Almost everyone who has a stake in Iran’s nuclear power is starting to move around in case the talks break down.
At a meeting of Chinese and Iranian foreign ministers last week, the two countries agreed to work together for 25 years to improve their economic and political ties. There were 590,000 barrels of Iranian oil shipped to China each day last year. This was the highest level since Trump put sanctions on Iran’s oil trade. Lifting sanctions could put that exclusivity at risk.
President Vladimir Putin will meet with Iranian President Ebrahim Raisi later this month, and there are plans for a 20-year trade and military pact that will be signed later this year as well.
There have been a few countries in the area that have started to put their money where their mouth is. Israel and Russia have a lot of money at stake in Iran’s ability to make nuclear weapons. This is more than Western Europe or the United States, which aren’t in the range of any Iranian missiles that have been tested so far.
Israel’s Prime Minister, Naftali Bennett, and Putin “agreed to keep working together closely in this field,” the Israeli Prime Minister’s Office says. This is what the office says. In the past, the two countries have signed a “deconfliction” agreement that allows Israeli warplanes to attack Iranian bases, weapons convoys, and other places in Syria. This agreement is important if Israel were to launch an air strike against Iranian nuclear facilities.
Other than that, Saudi Arabia has been getting to know Beijing. People in China are helping the Saudis with everything from a missile development program to a huge desalination network, and they already do a lot of business with the country. It’s a relationship that could be a good source of nuclear technology for Iran if it makes a nuclear weapon of its own.
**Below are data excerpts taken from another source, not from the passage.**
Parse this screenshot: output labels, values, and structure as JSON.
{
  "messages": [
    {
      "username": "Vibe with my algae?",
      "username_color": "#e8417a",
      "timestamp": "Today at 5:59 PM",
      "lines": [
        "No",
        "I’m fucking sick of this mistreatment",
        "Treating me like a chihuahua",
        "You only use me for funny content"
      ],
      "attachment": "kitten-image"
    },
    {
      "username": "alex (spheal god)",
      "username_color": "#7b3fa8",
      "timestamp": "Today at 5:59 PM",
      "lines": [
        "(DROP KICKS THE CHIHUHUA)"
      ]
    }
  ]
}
Back at the JCPOA table, Iran’s main demands are almost the same as they were before. Last week, a news service linked to Iran’s Supreme National Security Council said that “verification and assurances,” which is a way of saying that all sanctions must be lifted, are a condition for Iran to agree to restart the agreement.
But there are still a lot of things that could make or break the Iran talks.
Will Iran be content to be a country that is always on the edge of having a nuclear weapon? Will that satisfy the security needs of its neighbors and possible enemies?
Until now, the United States had to get its thread thru this impossible-to-thread needle eye. It’s hard to see how the JCPOA process could go on if East-West security talks broke down completely or if Russian forces tried to invade Ukraine.
They still need to figure out how to focus their attention on Iran. We need to show that we’re making progress at the next meeting in Vienna.